Ó monges, se desejais a sabedoria e a boa ajuda, deveis ter uma intenção inquebrantável, pois ela afasta as paixões e ilusões. Por isso, deveis manter inquebrantáveis as vossas intenções. Caso fraquejardes em vossas intenções, perdereis vossos méritos. Aquele que tem intensões firmes não é prejudicado, mesmo estando no meio desses salteadores que são os desejos. É como um guerreiro coberto por uma armadura, que nada tem a temer no campo de batalha.
Ó monges, todo aquele que tem uma intenção firme conserva sua mente em estado de concentração. Por isso, ele sabe os Dharmas do nascimento e da dissolução do mundo. Por isso, deveis vos esforçar e praticar as diversas concentrações. Aquele que consegue praticar a concentração não tem uma mente dispersiva. É como aquele que economiza água e guarda com cuidado. O praticante exercita-se na concentração a fim de bem guardar a água da sabedoria.

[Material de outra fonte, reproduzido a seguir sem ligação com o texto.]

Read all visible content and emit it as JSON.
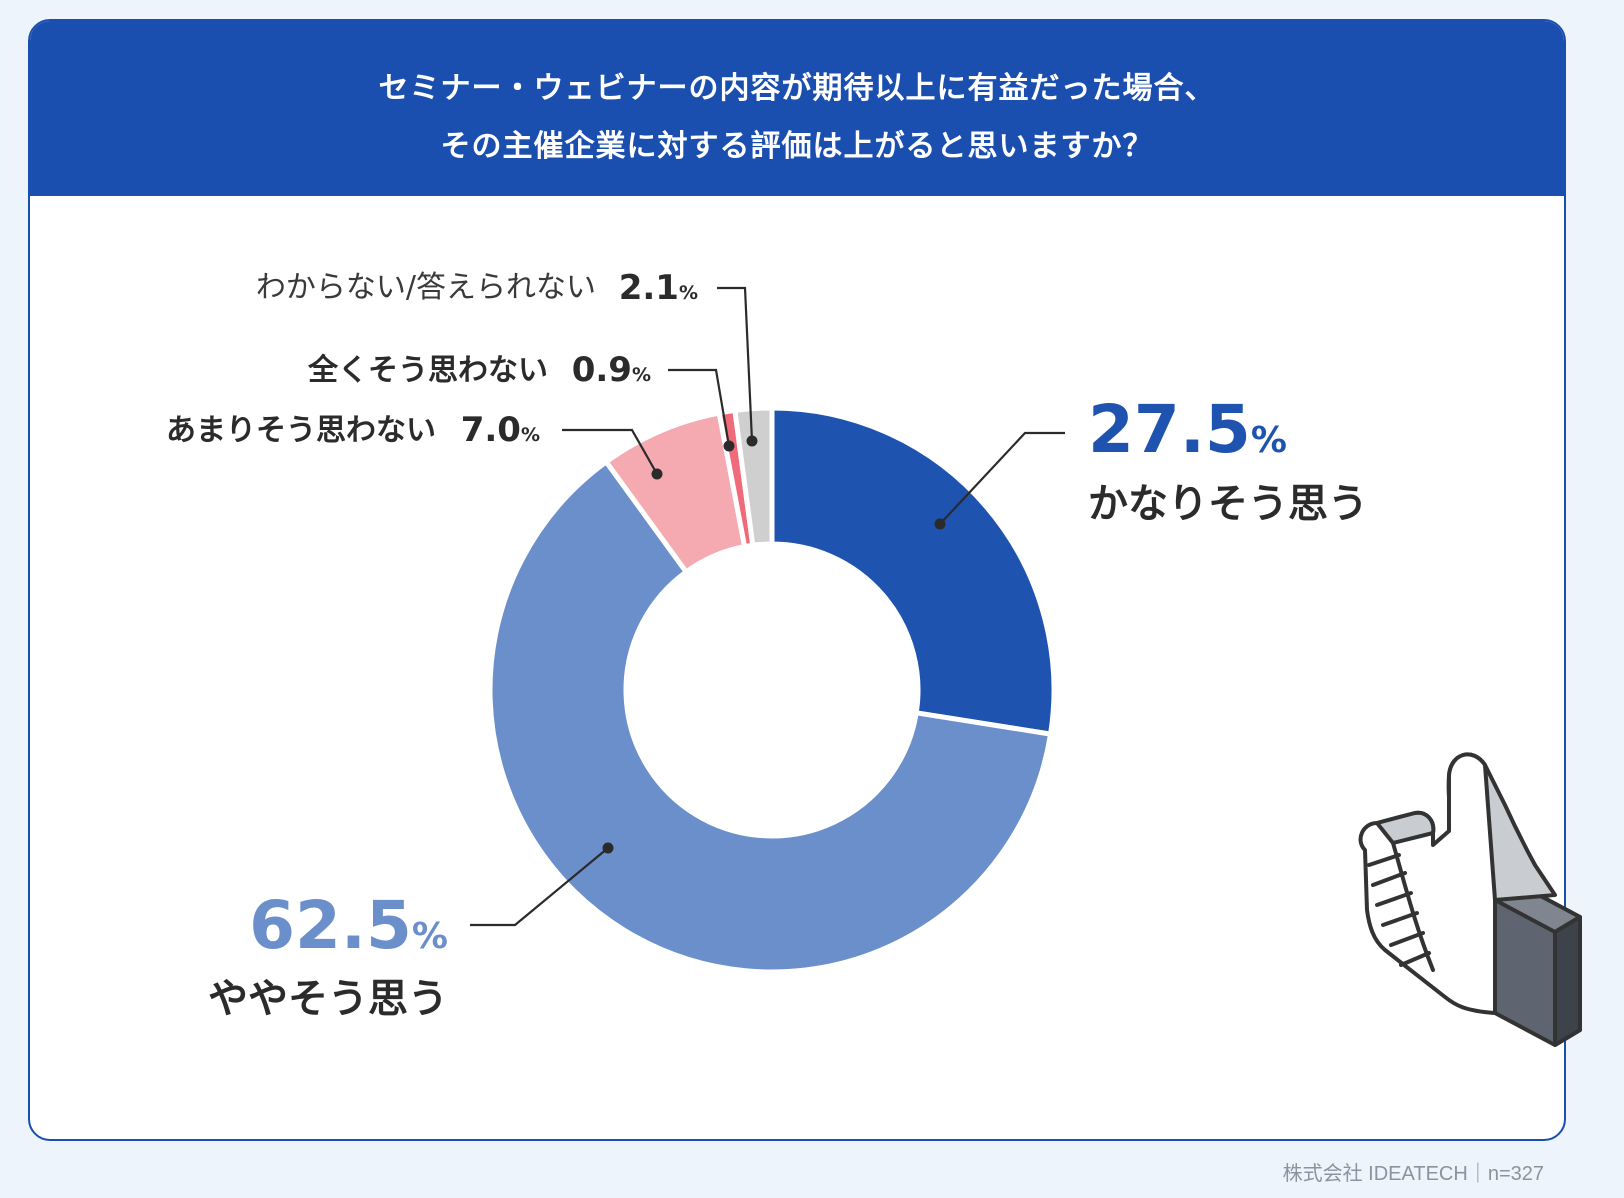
{
  "title": {
    "line1": "セミナー・ウェビナーの内容が期待以上に有益だった場合、",
    "line2": "その主催企業に対する評価は上がると思いますか？"
  },
  "chart_data": {
    "type": "pie",
    "variant": "donut",
    "slices": [
      {
        "label": "かなりそう思う",
        "value": 27.5,
        "display": "27.5",
        "color": "#1f53b0"
      },
      {
        "label": "ややそう思う",
        "value": 62.5,
        "display": "62.5",
        "color": "#6b8fcb"
      },
      {
        "label": "あまりそう思わない",
        "value": 7.0,
        "display": "7.0",
        "color": "#f5a9b0"
      },
      {
        "label": "全くそう思わない",
        "value": 0.9,
        "display": "0.9",
        "color": "#ef6b7a"
      },
      {
        "label": "わからない/答えられない",
        "value": 2.1,
        "display": "2.1",
        "color": "#cfcfcf"
      }
    ],
    "percent_sign": "%"
  },
  "footer": {
    "source": "株式会社 IDEATECH｜n=327"
  },
  "icons": {
    "illustration": "thumbs-up-icon"
  }
}
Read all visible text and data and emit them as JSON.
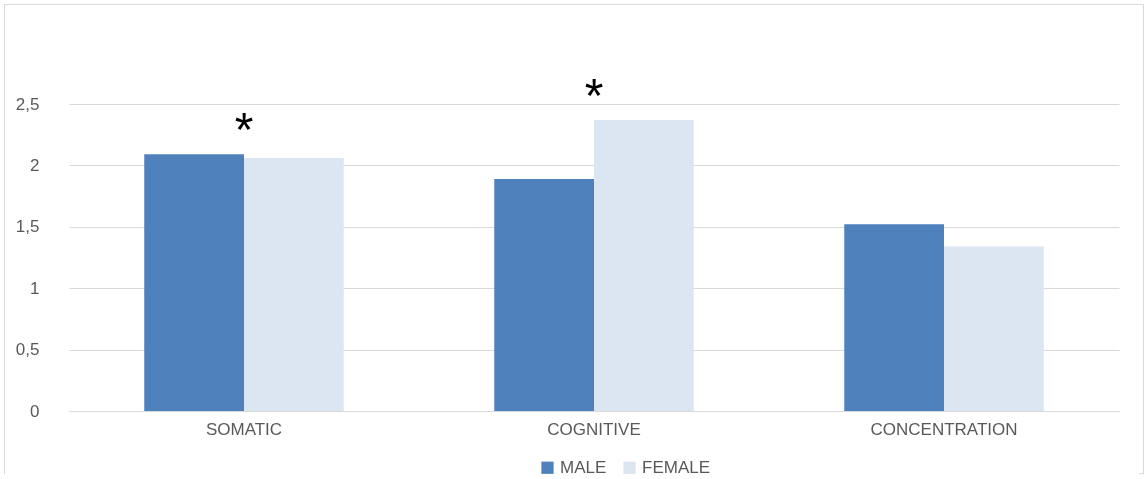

Ó monges, se tiverdes a sabedoria, não tereis apego. Examinai bem todas as coisas. Dentro da minha Lei, obtereis a Libertação. Quem não tiver a Sabedoria, não poderá ser considerado um realizador do Caminho, nem mesmo um fiel leigo. A Sabedoria é um navio seguro para a travessia do oceano da velhice, da doença e da morte. É uma luz no meio das trevas, é um elixir que cura todas as doenças, é um machado que corta as árvores das paixões. Por isso, deveis vos esforçar para a obtenção do desenvolvimento da Sabedoria.
Ó monges, deveis evitar as estéreis discussões teóricas, pois elas só trazem perturbações à mente. Mesmo os monges não lograrão alcançar a libertação, se se entregarem a elas. Por isso, deveis evitar as estéreis discussões teóricas. Caso desejais alcançar as alegrias do Nirvana, deveis afastar as estéreis discussões teóricas.
Ó monges, deveis vos afastar de toda negligência, como aquele que se afasta dos salteadores. Eu ensino a Lei como o médico que reconhece a doença e recomenda um remédio. O fato de o doente tomar ou deixar de tomar o remédio já não depende do médico. Também sou como aquele que ensina um caminho às pessoas. Se houver pessoas que, embora ouvindo os ensinamentos, não seguirem o caminho, a culpa não é daquele que o ensinou.
Ó monges, não vos entristeçais. Ainda que permanecesse no mundo durante milhares de anos, isso não me livraria da morte. Nada do que se reúne escapa à separação. Já foram ensinados todos os Dharmas que trazem proveito a quem os pratica e todos os que trazem proveito a outrem. Ainda que eu permanecesse vivo, nada mais teria que fazer. Todas as pessoas que eu devia ensinar já foram ensinadas. Quanto às que eu ainda não ensinei, já criei condições para que elas sejam ensinadas. Se vós, meus discípulos, persistirdes na prática da Lei após minha morte, meu Corpo de Lei continuará eternamente vivo.
Deveis saber que, no mundo, nada existe de permanente, tudo o que se reúne está sujeito à separação. Não vos entristeçais, pois assim é o mundo. Esforçai-vos por obter a libertação. Eliminai as trevas da ignorância com a Luz da Sabedoria. O mundo é algo perigoso e incerto, sem nada de estável. Eu agora alcançarei a extinção como aquele que se livra de uma moléstia maléfica. Vou deitar fora o pior dos males, aquilo que se chama corpo e se encontra mergulhado no oceano da doença, da velhice e da morte. O sábio que destrói isso é semelhante àquele que mata um salteador. Essa destruição deve ser motivo de alegria.
Esforçai-vos sem cessar na prática que leve à libertação. Todas as leis imutáveis e mutáveis deste mundo são isentas de garantia de estabilidade.
Permanecei em silêncio. O tempo passa, e é chegada a hora de eu me extinguir.